The Historic Woolworth Building
The Historic Woolworth Building in Alamo Plaza. Credit: Scott Ball / San Antonio Report

Bexar County Judge Nelson Wolff made news here in San Antonio last week with a call to save Alamo Plaza’s Woolworth Building to commemorate its status as a key institution in peacefully desegregating the city’s businesses.

Two days earlier, local resident Nettie Hinton made news in Canada on the same issue.

Both Hinton and Wolff are motivated by history and memory. Hinton’s memories, however, are the more vivid. Now 80, she grew up in a segregated San Antonio. 

“I remember as a child, at the five and dime on Houston called Kress’s, on that back wall there was a water fountain that said ‘colored,’ and then there was a water fountain that said ‘white,’ and I knew which water fountain I was supposed to drink from,” Hinton told the Toronto Star. “When I got on the bus, I sat at the back of the bus.”

She also remembers Woolworth’s – with some fondness – in its segregated days.

“The wonderful, positive experience with the Woolworth Building is the fact that the bakery stand was right there in front of the seats for the lunch counter,” she said. “And while they would not let me buy lunch at the counter, they would sell me those wonderful doughnuts. They were huge German puffy doughnuts, iced with sugar and things, and we could buy the doughnuts and stand there on the corner. Warm memories. Icing sugary warm memories.”

As a young woman, Nettie Hinton didn’t exactly drink the Kool-Aid, but she did eat the donuts, and drink the water out of the prescribed fountain.

Nettie Hinton

Again from the Toronto Star: “If I was thirsty, I wasn’t going to fight the Civil War battle then. I was going to satisfy my thirst and stay out of trouble and not get my family name diminished in any way.”

I’m not sure when Hinton got over her civil obedience, but for years she has been vocal at City Hall and other venues on a range of issues, including development around a historic bridge and gentrification.

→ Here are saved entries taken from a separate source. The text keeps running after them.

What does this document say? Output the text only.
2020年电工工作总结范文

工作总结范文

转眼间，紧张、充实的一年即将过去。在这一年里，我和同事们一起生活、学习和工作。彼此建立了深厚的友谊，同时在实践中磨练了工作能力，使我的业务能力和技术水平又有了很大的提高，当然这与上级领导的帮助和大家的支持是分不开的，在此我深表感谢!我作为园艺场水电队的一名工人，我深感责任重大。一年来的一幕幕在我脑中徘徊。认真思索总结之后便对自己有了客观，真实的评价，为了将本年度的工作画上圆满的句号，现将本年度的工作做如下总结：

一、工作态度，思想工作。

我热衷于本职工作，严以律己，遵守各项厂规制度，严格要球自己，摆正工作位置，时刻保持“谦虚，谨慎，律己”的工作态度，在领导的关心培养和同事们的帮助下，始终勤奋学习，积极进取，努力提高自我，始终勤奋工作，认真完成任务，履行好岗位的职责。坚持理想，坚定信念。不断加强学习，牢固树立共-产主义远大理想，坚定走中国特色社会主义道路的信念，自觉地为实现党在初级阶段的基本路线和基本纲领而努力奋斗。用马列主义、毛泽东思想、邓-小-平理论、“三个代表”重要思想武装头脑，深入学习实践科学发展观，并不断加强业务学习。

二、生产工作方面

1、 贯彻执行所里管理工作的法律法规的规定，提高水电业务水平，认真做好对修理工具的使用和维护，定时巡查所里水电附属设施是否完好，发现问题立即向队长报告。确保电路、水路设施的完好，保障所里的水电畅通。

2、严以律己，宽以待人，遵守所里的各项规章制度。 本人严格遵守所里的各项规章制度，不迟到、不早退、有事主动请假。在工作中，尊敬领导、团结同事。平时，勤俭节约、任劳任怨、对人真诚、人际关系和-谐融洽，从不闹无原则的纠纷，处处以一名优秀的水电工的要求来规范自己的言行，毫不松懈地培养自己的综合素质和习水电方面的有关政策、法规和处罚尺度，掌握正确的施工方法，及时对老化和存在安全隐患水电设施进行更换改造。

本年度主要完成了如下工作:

I had the pleasure of sitting next to her years ago for several months during weekly grand jury sessions. I can’t say much about the deliberations, but I’ll just say that she was capable of voting against indicting a young man for marijuana possession when there was strong evidence that he was stopped and searched solely for being black. She also was capable of being in the minority in voting, over prosecutors’ stated preference, to indict a black law enforcement official arrested for driving under the influence.

Now I’m delighted to see her standing up for the Woolworth Building. The peaceful desegregation of the Woolworth’s lunch counter in March 1960 was not alone in playing a role that year in ending the denial of services to blacks, but it was among the earliest to do so without strife. Houston’s lunch counters were desegregated about the same time, but only after the mayor announced that sit-in protesters would be arrested and the police chief stood up to him, saying they weren’t breaking any laws. In much of the rest of the South, beginning in Greensboro, North Carolina, such sit-ins led to ugly scenes. 

The officials charged with transforming Alamo Plaza have yet to commit to saving the Woolworth Building, though they are suggesting that it will receive some recognition. The fact is that two of the main players in the decision, including Texas Land Commissioner George P. Bush, appear to be committed to celebrating the story of the Alamo while giving little more than lip service to the history of the Alamo before the 1836 battle and of the vibrant Alamo Plaza in the years since. 

Worse, their design appears determined to end the Plaza’s role as San Antonio’s most active civic plaza, right up until recent months. Wolff accurately calls Alamo Plaza historically San Antonio’s “greatest civic space” and asks the officials to abandon their plan to allow access through only one gate during the day and six at night.

As the plan was being debated, it called for a glass wall around much of the plaza. At first it was whispered that such a wall was required to protect the plaza from terrorist attacks. When this didn’t seem to be working, officials said Alamo Street needed to be shut down because traffic vibrations were harming the Alamo foundation. That rationale was abandoned when protesting architects asked to see the studies demonstrating it.

Now we’re told the single daytime entrance is necessary to shape the visitor experience by funneling people through the proposed museum. That means that during the day, this vital corner of downtown will be designed as a site solely for tourists, not for citizens. 

Does it also hint at another reason that our most active civic plaza is being entirely turned into a museum: that visitors will be forced to exit through the museum’s gift shop?

Rick Casey's career spans four decades of award-winning reporting on San Antonio. He previously worked as a metro columnist for the former San Antonio Light and, later, the San Antonio Express-News.